Resource equities (−4.0%) were down on the dip in oil prices.  Natural gas prices surged 33.5%, most of which occurred in the final week of the month as forecasts called for a slightly colder winter than initially expected.  While natural gas is up 1.6% YTD, it is down 28.7% year-over-year after an extended period of elevated prices following Russia’s invasion of Ukraine.  Two of the oil industry’s largest companies made blockbuster acquisitions during the month, with Exxon acquiring Pioneer Natural Resources for $60 billion, and Chevron acquiring Hess for $53 billion.  These moves represent a larger consolidation theme within the oil industry.  For most of 2023, oil companies have exercised discipline, focusing more on returns and capital efficiency and less on production, which led to a supply decline.  To replenish supplies, the companies looked at Western acquisition targets due to perceived risks overseas.  Exxon and Chevron have resources to enhance their recently acquired drilling infrastructure, allowing for greater overall extraction from existing wells in a maturing industry.

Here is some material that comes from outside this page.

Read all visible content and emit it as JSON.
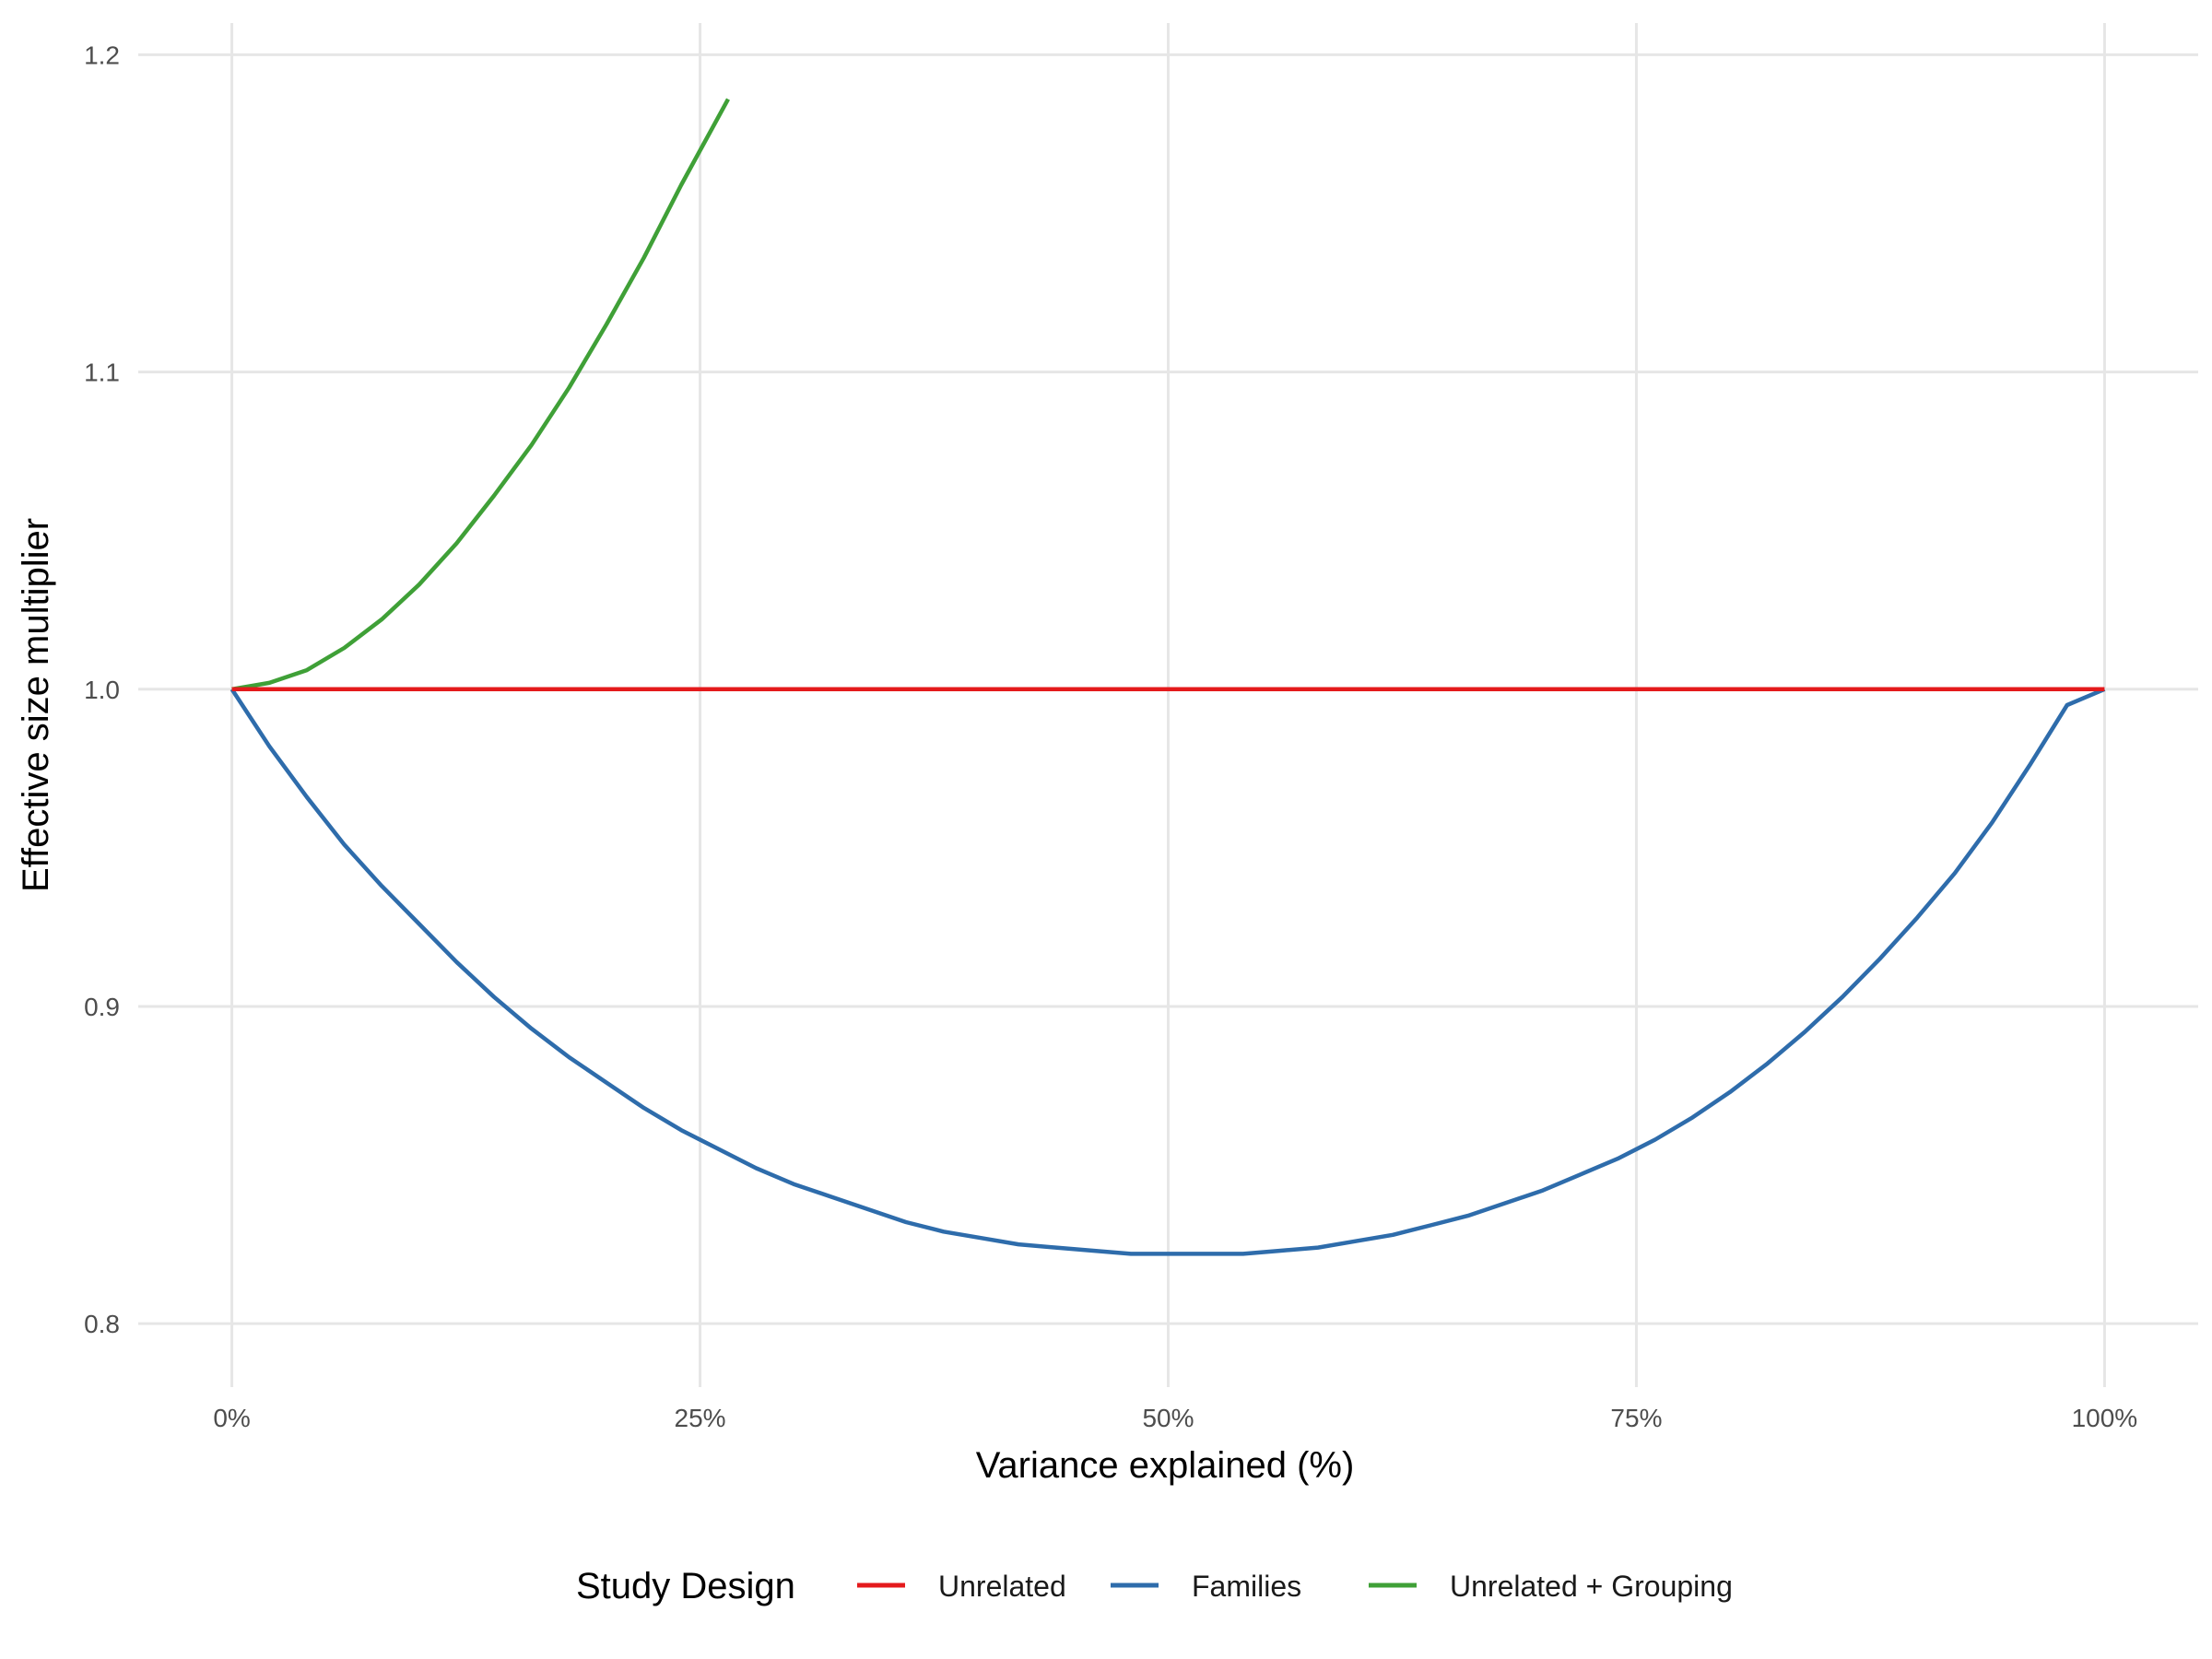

Clean energy fell 11.3%, bringing losses to 29.0% over the trailing three-month period and 34.3% YTD.  Clean energy valuations are now in line with July 2020 prices—before the industry saw the bulk of its 141.3% gain in 2020.  Factors impacting valuations include increased financing costs, which diminish the value of future cash flows.  A stream of poor earnings reports have also weakened investor sentiment after the highs of President Biden’s election and the Inflation Reduction Act announcements.  Many investors now appear to be more focused on AI and infrastructure plays.  A number of offshore wind projects off New York, Britain, the Netherlands and Norway have been shelved due to financing costs.  Additionally, many solar companies are tied to the semiconductor industry and supply chains have been impacted by geopolitical tensions and uncertainty over the future of Taiwan.